1. Détection de la source X UHZ1: comme précisé sur la figure, la région est centrée sur UHZ1. Le panneau de droite est une image X de 155 x 155’’ entourant UHZ1. Le cercle blanc en trait continu a un rayon de 1’’, et correspond à la galaxie candidate à z = 10,32, tandis que les cercles blancs en tirets correspondent à une région comprise entre 3’’ et 6’’ où le spectre a été mesuré. L’échelle en bas donne le comptage des photons X. Le Nord est en haut, l’Est est à gauche. (© Akos Bogdan et al., arXiv:2305.15458v2.)

 

Avec le premier relevé du programme scientifique du JWST, il a été possible de regarder derrière l’amas Abell 2744, situé à un redshift égal à 0,308 (donc ayant vécu 2 milliards d’années après le Big Bang, d’après le modèle standard de la cosmologie). Dans le même champ, on a découvert plusieurs galaxies situées derrière l’amas, dont les redshifts donnés par la méthode photométrique sont compris entre 9 et 15. Par ailleurs, des observations profondes effectuées avec le télescope spatial X Chandra ont permis de découvrir dans la même région du ciel des sources de rayonnement X, signatures claires de l’accrétion sur des trous noirs supermassifs. Ce sont donc des quasars.

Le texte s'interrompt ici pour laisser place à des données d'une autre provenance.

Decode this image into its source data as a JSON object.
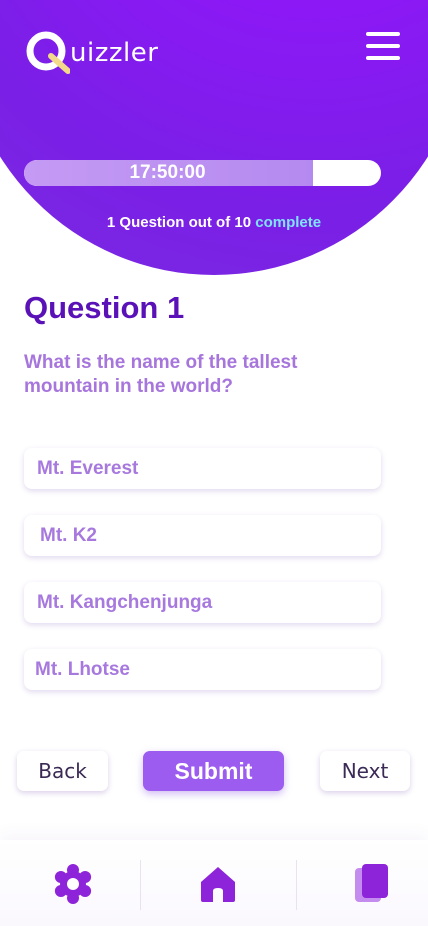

2. Schéma montrant la croissance du trou noir correspondant à différentes masses des « graines » et des taux d’accrétion. Le temps (en abscisse) est ici exprimé comme un redshift (les grands redshifts correspondent aux temps plus anciens). La masse du trou noir (en ordonnées) est en échelle logarithmique. (Une valeur de 2 correspond à 100 masses solaires, une valeur de 3 à mille masses solaires, etc.) On voit que les graines « légères » (light seed, de masse inférieure à 100 masses solaires) ne permettent pas aux trous noirs de dépasser une masse de 104 – 105 M⊙ à un redshift de 10,3, à moins d’accréter à un taux beaucoup trop élevé (super-Edington), du moins d’après les auteurs. (© Akos Bogdan et al., arXiv:2305.15458v2.)

 

Un article publié par une équipe internationale (comprenant une chercheuse de l’Institut d’astrophysique de Paris) conduite par un chercheur du centre d’astrophysique de Harvard à Cambridge, aux États-Unis, a étudié en détail l’un de ces quasars émetteurs de rayonnement X à la position RA = 0:14:16.096, Dec = –30:22:40.285 [1]. Grâce aux positions données par le JWST des galaxies de redshift supérieur à 9 situées derrière Abell 2744, l’équipe a isolé les images X de 11 galaxies et en a fait la photométrie. Dans cet échantillon de 11 galaxies, les chercheurs ont détecté une source de rayons X associée avec la galaxie UHZ1. Ils ont montré qu’aucune autre galaxie ne peut être associée avec cette source X (fig. 1).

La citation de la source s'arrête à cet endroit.